The problem is I have to iterate every row in table 2 and table 1. If I produce a big list for table 1, and use a map function for table 2. I will still have to use a loop to iterate the list in the map function. And the driver shows the JVM memory limit error,even if the loop is not large(10 thousands time).
myTag is the tag list of table 1.
def ourMap(line: String, myTag: List[String]): String = {
var ret = line
val length = myTag.length
for (i <- 0 to length - 1) {
if (line.contains(myTag(i)))
ret = ret.replaceAll(myTag(i), "_")
}
ret
}
val matched = result.map(b => ourMap(b, tagList))
Any suggestion to finish this task? With or without Spark
Many thanks!
An example is as follows:
table1
row1|Spark
row2|RDD
table2
row1| Spark is a fast and general engine. RDD supports two types of operations.
row2| All transformations in Spark are lazy.
row3| It is for test. I am a sentence.
Expected result :
row1| Spark,RDD
row2| Spark
MAJOR EDIT:
The first table actually may contain sentences and not just simple keywords :
row1| Spark
row2| RDD
row3| two words
row4| I am a sentence
Here you go, considering the data sample that you have provided :
val table1: Seq[(String, String)] = Seq(("row1", "Spark"), ("row2", "RDD"), ("row3", "Hashmap"))

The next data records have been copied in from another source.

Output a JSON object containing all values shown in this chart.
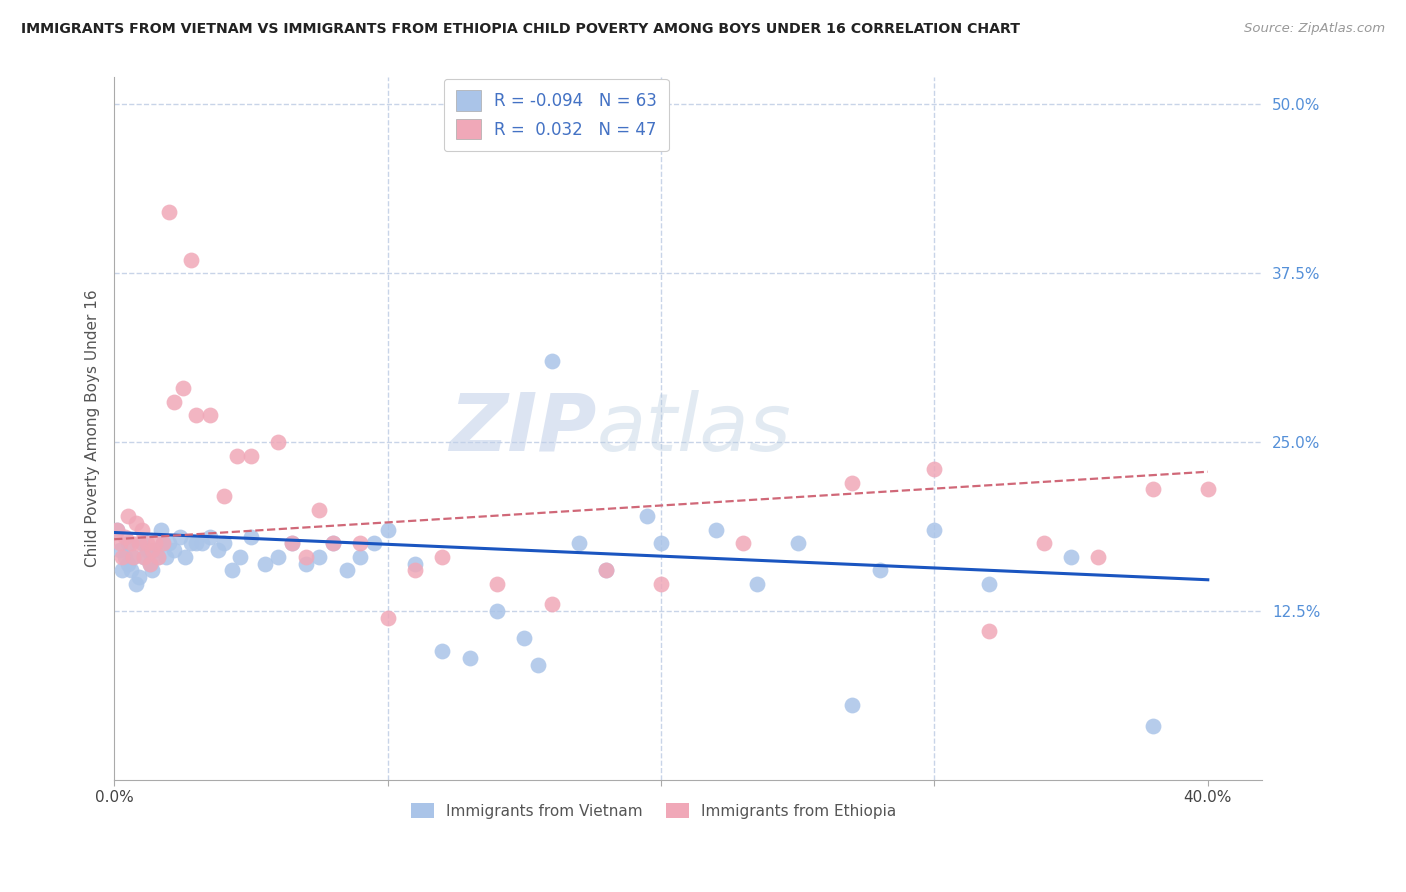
{
  "title": "IMMIGRANTS FROM VIETNAM VS IMMIGRANTS FROM ETHIOPIA CHILD POVERTY AMONG BOYS UNDER 16 CORRELATION CHART",
  "source": "Source: ZipAtlas.com",
  "ylabel": "Child Poverty Among Boys Under 16",
  "xlim": [
    0.0,
    0.42
  ],
  "ylim": [
    0.0,
    0.52
  ],
  "ytick_labels_right": [
    "12.5%",
    "25.0%",
    "37.5%",
    "50.0%"
  ],
  "ytick_vals_right": [
    0.125,
    0.25,
    0.375,
    0.5
  ],
  "watermark_zip": "ZIP",
  "watermark_atlas": "atlas",
  "legend_R_vietnam": "-0.094",
  "legend_N_vietnam": "63",
  "legend_R_ethiopia": "0.032",
  "legend_N_ethiopia": "47",
  "color_vietnam": "#aac4e8",
  "color_ethiopia": "#f0a8b8",
  "line_color_vietnam": "#1a55c0",
  "line_color_ethiopia": "#d06878",
  "background_color": "#ffffff",
  "grid_color": "#c8d4e8",
  "vietnam_x": [
    0.001,
    0.002,
    0.003,
    0.004,
    0.005,
    0.005,
    0.006,
    0.007,
    0.008,
    0.009,
    0.01,
    0.011,
    0.012,
    0.013,
    0.014,
    0.015,
    0.016,
    0.017,
    0.018,
    0.019,
    0.02,
    0.022,
    0.024,
    0.026,
    0.028,
    0.03,
    0.032,
    0.035,
    0.038,
    0.04,
    0.043,
    0.046,
    0.05,
    0.055,
    0.06,
    0.065,
    0.07,
    0.075,
    0.08,
    0.085,
    0.09,
    0.095,
    0.1,
    0.11,
    0.12,
    0.13,
    0.14,
    0.15,
    0.16,
    0.17,
    0.18,
    0.2,
    0.22,
    0.25,
    0.28,
    0.3,
    0.32,
    0.35,
    0.27,
    0.195,
    0.155,
    0.235,
    0.38
  ],
  "vietnam_y": [
    0.185,
    0.17,
    0.155,
    0.165,
    0.175,
    0.16,
    0.155,
    0.165,
    0.145,
    0.15,
    0.175,
    0.165,
    0.17,
    0.16,
    0.155,
    0.17,
    0.165,
    0.185,
    0.175,
    0.165,
    0.175,
    0.17,
    0.18,
    0.165,
    0.175,
    0.175,
    0.175,
    0.18,
    0.17,
    0.175,
    0.155,
    0.165,
    0.18,
    0.16,
    0.165,
    0.175,
    0.16,
    0.165,
    0.175,
    0.155,
    0.165,
    0.175,
    0.185,
    0.16,
    0.095,
    0.09,
    0.125,
    0.105,
    0.31,
    0.175,
    0.155,
    0.175,
    0.185,
    0.175,
    0.155,
    0.185,
    0.145,
    0.165,
    0.055,
    0.195,
    0.085,
    0.145,
    0.04
  ],
  "ethiopia_x": [
    0.001,
    0.002,
    0.003,
    0.004,
    0.005,
    0.006,
    0.007,
    0.008,
    0.009,
    0.01,
    0.011,
    0.012,
    0.013,
    0.014,
    0.015,
    0.016,
    0.018,
    0.02,
    0.022,
    0.025,
    0.028,
    0.03,
    0.035,
    0.04,
    0.045,
    0.05,
    0.06,
    0.065,
    0.07,
    0.075,
    0.08,
    0.09,
    0.1,
    0.11,
    0.12,
    0.14,
    0.16,
    0.18,
    0.2,
    0.23,
    0.27,
    0.3,
    0.32,
    0.34,
    0.36,
    0.38,
    0.4
  ],
  "ethiopia_y": [
    0.185,
    0.175,
    0.165,
    0.18,
    0.195,
    0.175,
    0.165,
    0.19,
    0.175,
    0.185,
    0.165,
    0.175,
    0.16,
    0.17,
    0.175,
    0.165,
    0.175,
    0.42,
    0.28,
    0.29,
    0.385,
    0.27,
    0.27,
    0.21,
    0.24,
    0.24,
    0.25,
    0.175,
    0.165,
    0.2,
    0.175,
    0.175,
    0.12,
    0.155,
    0.165,
    0.145,
    0.13,
    0.155,
    0.145,
    0.175,
    0.22,
    0.23,
    0.11,
    0.175,
    0.165,
    0.215,
    0.215
  ],
  "viet_line_x0": 0.0,
  "viet_line_x1": 0.4,
  "viet_line_y0": 0.183,
  "viet_line_y1": 0.148,
  "eth_line_x0": 0.0,
  "eth_line_x1": 0.4,
  "eth_line_y0": 0.178,
  "eth_line_y1": 0.228
}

val table2: Seq[String] = Seq("row1##Spark is a fast and general engine. RDD supports two types of operations.", "row2##All transformations in Spark are lazy.")

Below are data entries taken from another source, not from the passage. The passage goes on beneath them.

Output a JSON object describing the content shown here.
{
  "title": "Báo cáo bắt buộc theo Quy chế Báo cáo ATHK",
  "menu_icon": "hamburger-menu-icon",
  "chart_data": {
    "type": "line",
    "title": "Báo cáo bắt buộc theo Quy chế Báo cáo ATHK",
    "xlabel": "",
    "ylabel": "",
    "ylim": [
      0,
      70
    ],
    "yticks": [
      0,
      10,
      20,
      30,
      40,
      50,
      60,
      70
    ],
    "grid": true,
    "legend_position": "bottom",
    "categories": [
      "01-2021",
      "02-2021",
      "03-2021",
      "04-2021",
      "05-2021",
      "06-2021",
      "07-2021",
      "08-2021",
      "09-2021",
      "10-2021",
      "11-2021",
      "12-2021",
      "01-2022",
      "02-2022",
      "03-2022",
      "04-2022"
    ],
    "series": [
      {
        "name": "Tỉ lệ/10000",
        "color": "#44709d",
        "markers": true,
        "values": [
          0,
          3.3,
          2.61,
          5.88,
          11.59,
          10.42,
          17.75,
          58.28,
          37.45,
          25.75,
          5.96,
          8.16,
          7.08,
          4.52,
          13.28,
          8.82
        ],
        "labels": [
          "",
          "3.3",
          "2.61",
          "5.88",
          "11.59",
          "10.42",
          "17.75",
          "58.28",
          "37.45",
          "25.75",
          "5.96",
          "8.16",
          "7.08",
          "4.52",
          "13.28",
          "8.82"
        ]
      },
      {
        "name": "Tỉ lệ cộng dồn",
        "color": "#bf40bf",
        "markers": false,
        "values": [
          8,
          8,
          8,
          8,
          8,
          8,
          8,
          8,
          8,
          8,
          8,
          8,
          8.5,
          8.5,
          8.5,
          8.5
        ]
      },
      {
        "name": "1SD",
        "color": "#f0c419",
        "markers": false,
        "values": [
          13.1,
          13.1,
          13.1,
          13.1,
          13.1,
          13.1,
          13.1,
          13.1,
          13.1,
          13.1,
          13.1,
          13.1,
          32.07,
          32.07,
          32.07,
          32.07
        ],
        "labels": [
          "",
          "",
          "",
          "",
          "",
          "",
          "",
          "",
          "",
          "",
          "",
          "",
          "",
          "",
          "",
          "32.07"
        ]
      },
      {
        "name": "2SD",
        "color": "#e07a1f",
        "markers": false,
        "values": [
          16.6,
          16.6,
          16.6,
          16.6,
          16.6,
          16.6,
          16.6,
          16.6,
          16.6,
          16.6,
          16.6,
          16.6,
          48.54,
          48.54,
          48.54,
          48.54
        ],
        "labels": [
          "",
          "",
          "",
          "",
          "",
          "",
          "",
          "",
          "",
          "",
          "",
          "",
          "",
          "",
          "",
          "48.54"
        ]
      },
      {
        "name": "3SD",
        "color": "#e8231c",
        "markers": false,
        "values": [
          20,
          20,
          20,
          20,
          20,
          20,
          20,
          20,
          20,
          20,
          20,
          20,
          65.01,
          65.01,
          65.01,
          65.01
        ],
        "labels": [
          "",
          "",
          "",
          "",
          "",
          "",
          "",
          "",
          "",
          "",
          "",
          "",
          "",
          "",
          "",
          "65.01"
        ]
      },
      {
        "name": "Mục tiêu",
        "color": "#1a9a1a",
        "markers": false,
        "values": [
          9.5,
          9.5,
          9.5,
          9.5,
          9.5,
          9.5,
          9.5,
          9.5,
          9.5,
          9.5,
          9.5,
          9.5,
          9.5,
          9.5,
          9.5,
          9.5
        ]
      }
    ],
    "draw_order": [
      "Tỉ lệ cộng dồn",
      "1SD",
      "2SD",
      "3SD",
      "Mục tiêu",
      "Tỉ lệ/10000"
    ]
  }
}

val rdd1: RDD[(String, String)] = sc.parallelize(table1)
val rdd2: RDD[(String, String)] = sc.parallelize(table2).map(_.split("##").toList).map(l => (l.head, l.tail(0))).cache
We'll build an inverted index of the second data table which we will join to the first table :
val df1: DataFrame = rdd1.toDF("key", "value")
val df2: DataFrame = rdd2.toDF("key", "text")
val df3: DataFrame = rdd2.flatMap { case (row, text) => text.trim.split( """[^\p{IsAlphabetic}]+""")
.map(word => (word, row))
}.groupByKey.mapValues(_.toSet.toSeq).toDF("word", "index")
import org.apache.spark.sql.functions.explode
val results: RDD[(String, String)] = df3.join(df1, df1("value") === df3("word")).drop("key").drop("value").withColumn("index", explode($"index")).rdd.map {
case r: Row => (r.getAs[String]("index"), r.getAs[String]("word"))
}.groupByKey.mapValues(i => i.toList.mkString(","))
results.take(2).foreach(println)
// (row1,Spark,RDD)
// (row2,Spark)
MAJOR EDIT:
As mentioned in the comment : The specifications of the issue changed. Keywords are no longer simple keywords, they might be sentences. In that case, this approach wouldn't work, it's a different kind of problem. One way to do it is using Locality-sensitive hashing (LSH) algorithm for nearest neighbor search.
An implementation of this algorithm is available here.
The algorithm and its implementation are unfortunately too long to discuss on SO.
From what I could gather from your problem statement is that you are kind of trying to tag the data in Table 2 with the keywords which are present in Table 1. For this, instead of loading the Table1 as a list and then doing each keyword pattern matching for each row in Table2, do this :
Load Table1 as a hashSet.
Traverse the Table2 and for each word in that phrase, do a search in the above hashset. I assume the words that you shall have to search from here are less as compared to pattern matching for each keyword. Remember, search now is O(1) operation whereas pattern matching is not.
Also, in this process, you can also filter words like " is, are, when, if " etc as they shall never be used for tagging. So that reduces words you need to find in hashSet.
The hashSet can be loaded into memory(I think 10K keywords should not take more than few MBs). This variable can be shared across executors through broadcast variables.